An Office Depot store in Mountain View, Calif., was looking to hire new employees last month. Retailers led the way in hiring for April, with 57,000 jobs.
An Office Depot store in Mountain View, Calif., was looking to hire new employees last month. Retailers led the way in hiring for April, with 57,000 jobs. Paul Sakuma/AP
The U.S. economic recovery continued to chug along as employers added jobs for a third straight month of strong growth.
The economy created a robust 244,000 jobs in April across a wide range of industries, according to a Labor Department report Friday. Gains in private sector hiring — 268,000 jobs — were especially encouraging, although the number was offset slightly by jobs lost in state and local governments.
The government also said job growth in previous months was even stronger than first reported, revising its February figures to 235,000 new jobs from 194,000 and March numbers to 221,000 from an initial report of 216,000.
Some analysts forecast that the strong growth will result in a lower unemployment rate in the near term, despite the fact that a separate report showing that the jobless rate edged up to 9 percent last month from 8.8 percent in March as more people began looking for work.
Retailers led the way in hiring, with 57,000 jobs. Factories and financial companies also showed gains, as did the education, health care and even construction sectors — one of the worst-hit by the long and painful recession, according to survey data released by the Bureau of Labor Statistics.
The figures signal an improvement in business confidence despite weak growth earlier this year and soaring gas prices that have weighed on consumers and threatened to put the brakes on the recovery. Most analysts agree the economy has strengthened enough to keep growing this year.
"This economy is growing between 3 percent and 4 percent, and that can raise living standards significantly over time," said Brian Wesbury, chief economist at First Trust in Wheaton, Ill. He called April's numbers "pretty darn strong."
"We've slowly but surely accelerated job growth, and I think these data today are pointing to more of the same in the months ahead," Wesbury said.
The chairman of the Council of Economic Advisers, Austan Goolsbee, said that while there needs to be faster growth to replace jobs lost in the downturn, the numbers are encouraging.
"Despite headwinds from high energy prices and disruptions from the disaster in Japan, the last three months of private job gains have been the strongest in five years," he said in a statement.
If the economy can continue to add jobs at a monthly pace of between 175,000 to 200,000, "the unemployment rate is going to be around 8.5 percent," said Alan Levenson, chief economist at T. Rowe Price in Baltimore.
For those Americans already employed, the job increases mean "a little bit higher job growth at the margin over time as the labor market tightens," Levenson said.
The uptick in the nation's unemployment rate marked the first increase since November. The government uses a separate survey of households to calculate the unemployment rate, and that showed employment dropped by 190,000.
"Over the long term, the two surveys get the same story about the economy, but over a one-month period, they often diverge by quite a lot," said Nigel Gault, chief U.S. economist with IHS Global Insight. "We've had three months in a row at about the 250,000 mark and the gains are pretty widespread."

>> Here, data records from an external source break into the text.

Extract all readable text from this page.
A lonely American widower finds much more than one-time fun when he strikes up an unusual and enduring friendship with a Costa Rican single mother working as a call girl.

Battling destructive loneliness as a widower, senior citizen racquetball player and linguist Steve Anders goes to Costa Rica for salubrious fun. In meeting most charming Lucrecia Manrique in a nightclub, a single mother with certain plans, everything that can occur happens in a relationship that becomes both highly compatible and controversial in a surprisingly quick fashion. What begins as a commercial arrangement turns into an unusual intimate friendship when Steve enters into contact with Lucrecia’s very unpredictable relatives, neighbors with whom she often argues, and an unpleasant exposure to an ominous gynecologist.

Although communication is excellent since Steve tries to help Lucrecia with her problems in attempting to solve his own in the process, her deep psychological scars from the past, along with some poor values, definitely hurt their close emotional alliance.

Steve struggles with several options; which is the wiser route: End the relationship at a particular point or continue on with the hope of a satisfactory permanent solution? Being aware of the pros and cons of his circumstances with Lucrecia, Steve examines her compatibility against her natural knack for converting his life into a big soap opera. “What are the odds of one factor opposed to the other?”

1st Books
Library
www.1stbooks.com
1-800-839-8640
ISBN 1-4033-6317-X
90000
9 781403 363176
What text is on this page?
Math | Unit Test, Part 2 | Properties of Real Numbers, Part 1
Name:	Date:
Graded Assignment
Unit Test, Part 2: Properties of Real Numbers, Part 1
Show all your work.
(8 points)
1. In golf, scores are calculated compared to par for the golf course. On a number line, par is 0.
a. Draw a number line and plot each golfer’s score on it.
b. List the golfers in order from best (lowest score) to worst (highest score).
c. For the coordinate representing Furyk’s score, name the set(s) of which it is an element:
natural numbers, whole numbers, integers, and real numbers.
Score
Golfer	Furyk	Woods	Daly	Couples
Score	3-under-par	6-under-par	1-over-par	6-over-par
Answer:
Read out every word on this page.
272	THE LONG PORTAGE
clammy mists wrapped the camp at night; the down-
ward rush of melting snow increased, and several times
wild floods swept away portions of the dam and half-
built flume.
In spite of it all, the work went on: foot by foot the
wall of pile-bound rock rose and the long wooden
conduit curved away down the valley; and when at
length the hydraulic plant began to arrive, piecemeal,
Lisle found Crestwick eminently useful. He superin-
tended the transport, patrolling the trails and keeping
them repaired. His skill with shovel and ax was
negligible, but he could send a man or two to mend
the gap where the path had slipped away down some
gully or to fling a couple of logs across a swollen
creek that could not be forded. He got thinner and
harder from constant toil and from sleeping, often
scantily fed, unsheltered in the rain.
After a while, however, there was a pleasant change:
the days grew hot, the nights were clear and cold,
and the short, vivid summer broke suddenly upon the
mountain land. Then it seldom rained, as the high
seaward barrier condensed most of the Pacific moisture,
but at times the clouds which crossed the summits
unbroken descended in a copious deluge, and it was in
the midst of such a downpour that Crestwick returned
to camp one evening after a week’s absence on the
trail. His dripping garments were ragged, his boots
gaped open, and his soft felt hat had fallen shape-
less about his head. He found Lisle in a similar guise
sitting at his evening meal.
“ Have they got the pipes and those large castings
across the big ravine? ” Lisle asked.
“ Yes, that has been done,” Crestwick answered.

Wesbury said he isn't concerned about the conflicting reports. "The survey that economists really look at is the payroll survey, and that is looking robust."
To calculate the unemployment rate, the government calls 60,000 households and asks people if they're working or looking for a job. This survey includes the self-employed, farm workers and domestic help — people not counted in the payroll survey.
By contrast, 140,000 businesses and government agencies are surveyed to determine the number of jobs added.
There had been concern that rising prices at the fuel pump could dampen the recovery, but the latest data partly dispelled that worry. Gas prices had risen for 44 straight days before holding steady Friday at a national average of roughly $3.99 a gallon.
"The U.S. labor market strengthened in April, damping concerns that rising energy costs are staunching the recovery," said Sal Guatieri, an economist at BMO Capital Markets Economics.
Workers' paychecks also edged up in April. Average hourly earnings rose to $22.95, up from $22.93 in March.
All told there were 13.7 million Americans unemployed in April, still almost double since before the recession began in December 2007.
Including part-time workers who would rather be working full time, plus people who have given up looking altogether, the percentage of "underemployed" people rose to 15.9 percent in April.
One indicator that the new jobs created have traction is that fewer of them are temporary positions. Employment in temporary help services changed little in April following an increase of 34,000 in March.
"So it's not the case that we were adding plenty of jobs and that they were just temporary," Gault said. "These were permanent jobs that we added this month."
Unemployment has weighed on President Obama as the economy slowly rebounds. Wesbury said he thought the rate might be down around 7.5 percent by the 2012 elections, while Gault estimated that it might still be closer to 8 percent.